AI helps us become efficient designers but what's the catch?
- Mar 11
- 2 min read

AI has quietly become part of my design toolkit. Like many designers, I use it to speed up research, organise ideas, write drafts, and sometimes break through a creative block when the blank page feels a little too intimidating.
It makes parts of the process smoother. Faster. And that efficiency is hard to ignore. But recently I’ve started to question what that speed might be replacing.
Design has never really been about arriving at the answer quickly. The most interesting ideas tend to appear when you slow down. When you sit with a problem, question it, explore it from different angles, pull it apart and piece it back together again.
That messy middle is where creativity tends to live.

AI often skips over that part. It offers something immediately: a structure, a direction, an answer. Sometimes that’s exactly what you need to get started. I’ve used it that way myself as a spark when I’m stuck or staring at a blank screen.

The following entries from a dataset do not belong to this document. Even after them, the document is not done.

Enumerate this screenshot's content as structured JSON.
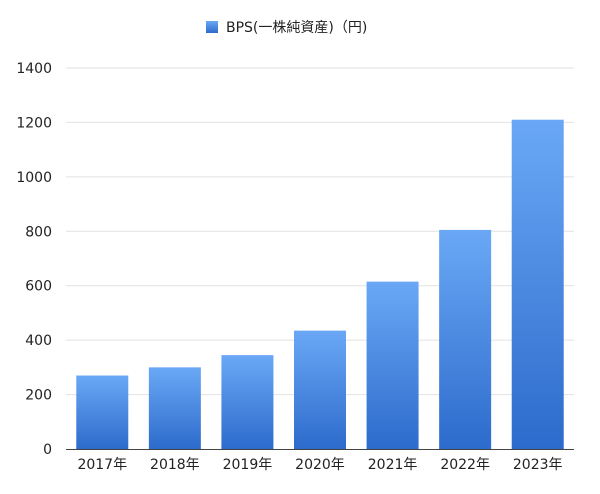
{
  "chart_data": {
    "type": "bar",
    "title": "",
    "xlabel": "",
    "ylabel": "",
    "categories": [
      "2017年",
      "2018年",
      "2019年",
      "2020年",
      "2021年",
      "2022年",
      "2023年"
    ],
    "series": [
      {
        "name": "BPS(一株純資産)（円)",
        "values": [
          270,
          300,
          345,
          435,
          615,
          805,
          1210
        ]
      }
    ],
    "ylim": [
      0,
      1400
    ],
    "yticks": [
      "0",
      "200",
      "400",
      "600",
      "800",
      "1000",
      "1200",
      "1400"
    ],
    "grid": true,
    "legend_position": "top-center",
    "colors": {
      "bar_top": "#6aa8f6",
      "bar_bottom": "#2d6bcc",
      "grid": "#e2e2e2",
      "axis": "#444444"
    }
  }
}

But over time I noticed something subtle. The easier it became to generate answers, the less time I spent wandering through ideas. Instead of exploring different possibilities, I found myself refining what AI suggested. The friction that normally forces deeper thinking. The friction that often leads to unexpected ideas, started to disappear. And that made me pause.
Design isn’t just about solving problems. It’s about discovering them. Some of the most valuable moments in a project happen when things are still unclear: sketching rough ideas, asking what if, or simply stepping away from the screen. That slower thinking builds a deeper understanding of the problem, and of the people you’re designing for.
AI can assist with the process, but it can’t replicate that instinct. It can organise information, surface patterns, and accelerate repetitive tasks. Used thoughtfully, it’s a powerful tool. But it shouldn’t replace the thinking behind the work. Because the real value of a designer has never been speed. It’s about our curiosity, our taste and perspective based on knowledge and experience. AI works from patterns that already exist. Designers imagine what could exist next.
So the challenge isn’t whether we should use AI — it’s how we use it. Whether it remains a tool in the studio, or quietly becomes the voice shaping our thinking.